— Faites attention !
David glissa un bras autour de la taille d’Evelyn pour l’aider à franchir un minuscule ruisseau bouillonnant qui traversait le sentier.
— Merci, murmura-t-elle en se dégageant. Il sait qu’il est une belle image. Ne te laisse pas posséder par ce visage d’archange, ma petite vieille.

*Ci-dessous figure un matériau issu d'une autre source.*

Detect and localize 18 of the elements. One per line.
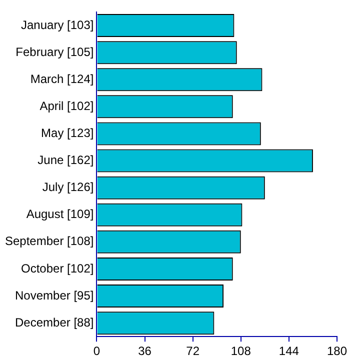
x-tick-label: 108 [230, 344, 252, 358]
y-tick-label: March [124] [30, 72, 94, 86]
y-tick-label: October [102] [21, 261, 94, 276]
y-tick-label: May [123] [41, 126, 94, 140]
y-tick-label: January [103] [21, 18, 94, 32]
x-tick-label: 0 [93, 344, 100, 358]
y-tick-label: June [162] [38, 153, 94, 168]
y-tick-label: February [105] [16, 44, 94, 59]
x-tick-label: 72 [186, 344, 200, 358]
x-tick-label: 180 [326, 344, 348, 358]
x-tick-label: 144 [278, 344, 300, 358]
y-tick-label: September [108] [4, 234, 94, 248]
y-tick-label: July [126] [42, 180, 94, 194]
y-tick-label: August [109] [26, 207, 94, 222]
y-tick-label: November [95] [15, 288, 94, 302]
y-tick-label: December [88] [15, 315, 94, 330]
y-tick-label: April [102] [40, 98, 94, 113]
x-tick-label: 36 [138, 344, 152, 358]
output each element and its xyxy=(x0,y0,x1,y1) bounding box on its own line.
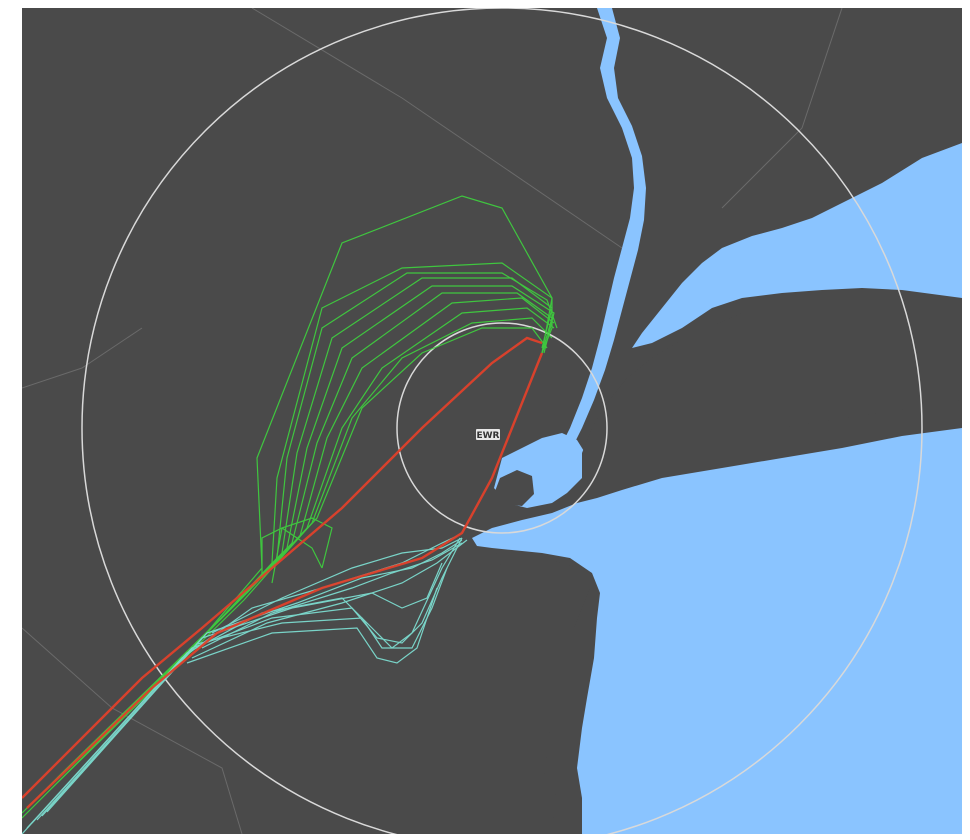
flight-track xyxy=(191,539,468,659)
flight-track xyxy=(22,195,553,819)
map-canvas: EWR xyxy=(22,8,962,834)
airport-code-label: EWR xyxy=(476,431,499,441)
flight-track xyxy=(201,542,463,649)
state-border-line xyxy=(22,627,243,834)
inner-range-ring xyxy=(396,322,608,534)
sound-water xyxy=(632,143,962,348)
state-border-line xyxy=(721,8,843,209)
teal-track-group xyxy=(22,535,468,834)
flight-track xyxy=(22,336,543,799)
long-island-land xyxy=(582,300,962,488)
flight-track xyxy=(51,317,553,789)
outer-range-ring xyxy=(81,8,923,834)
red-track-group xyxy=(22,336,544,809)
state-border-line xyxy=(22,327,143,389)
ocean-water xyxy=(472,428,962,834)
flight-track xyxy=(26,352,544,809)
airport-label-bg xyxy=(476,429,500,440)
airport-marker: EWR xyxy=(476,429,500,441)
staten-island-land xyxy=(494,470,534,506)
flight-track xyxy=(46,539,463,813)
flight-track xyxy=(186,587,438,664)
green-track-group xyxy=(22,195,558,819)
flight-track xyxy=(271,517,333,584)
state-border-line xyxy=(251,8,623,249)
flight-track-map: EWR xyxy=(22,8,962,834)
flight-track xyxy=(211,537,463,634)
hudson-river xyxy=(560,8,646,448)
nj-coastline xyxy=(472,546,590,834)
flight-track xyxy=(26,537,461,829)
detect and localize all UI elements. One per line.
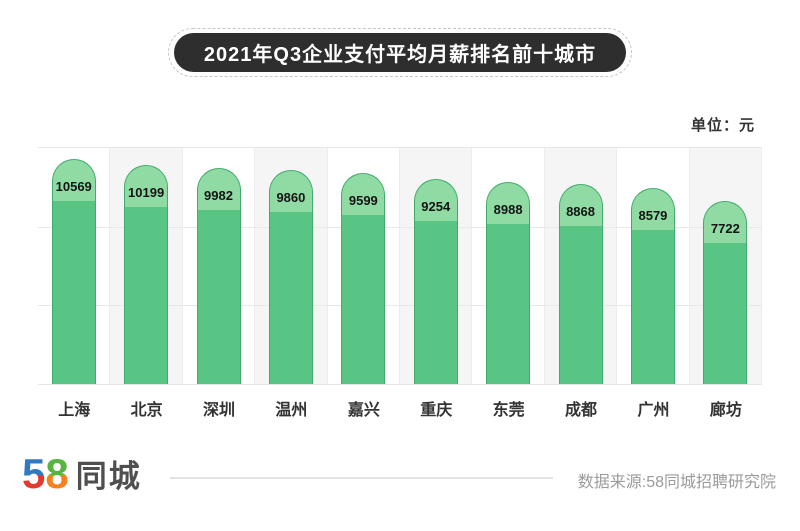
bar-value-label: 7722 bbox=[710, 221, 740, 236]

Ils continuèrent de grimper en silence au milieu de chênes et d’épicéas alignés au cordeau et régulièrement espacés. Et ses dents ! Ce n’est pas vrai ! C’est une girl-scout en fleur qu’ils auraient dû charger de ce travail, pas une journaliste.
David l’observait : Pourquoi Cobb m’a-t-il choisi pour lui faire faire la visite ? se demandait-il. Tient-il en si piètre estime mon travail pour m’avoir mis sur la touche et m’avoir chargé de jouer les boy-scouts avec elle ?
Il fallait qu’il se contrôle pour que son expression ne trahisse pas sa mauvaise humeur. La visiteuse avait toutes les peines du monde à le suivre avec ses chaussures à bouts découpés. Pris d’une impulsion subite, il déclencha d’un coup de langue le communicateur inséré dans sa dernière molaire et murmura d’une voix si basse que personne ne pouvait l’entendre en dehors de l’émetteur miniature : « Evelyn Hall, arrivée la semaine dernière. Dossier, je vous prie. »
À peine eut-il fait quatre pas que la pastille réceptrice microscopique implantée derrière son oreille se mit à grésiller : « Evelyn L. Hall. Vingt-six ans. Née à Londres-Métropole. Études dans divers établissements d’État du grand Londres. Sortie de l’université polytechnique de Plymouth. Diplômée de l’école de journalisme. Documentaliste, puis reporter à l’International News Syndicate. Terminé pour la vie professionnelle. Mensurations… »
David coupa l’ordinateur d’un nouveau coup de langue. Les renseignements d’état civil ne l’intéressaient pas. Il lui suffisait de la voir. Elle était presque aussi grande que lui — un mètre soixante-quinze — et on devinait à sa silhouette épanouie et bien étoffée qu’elle menait un combat constant contre les kilos.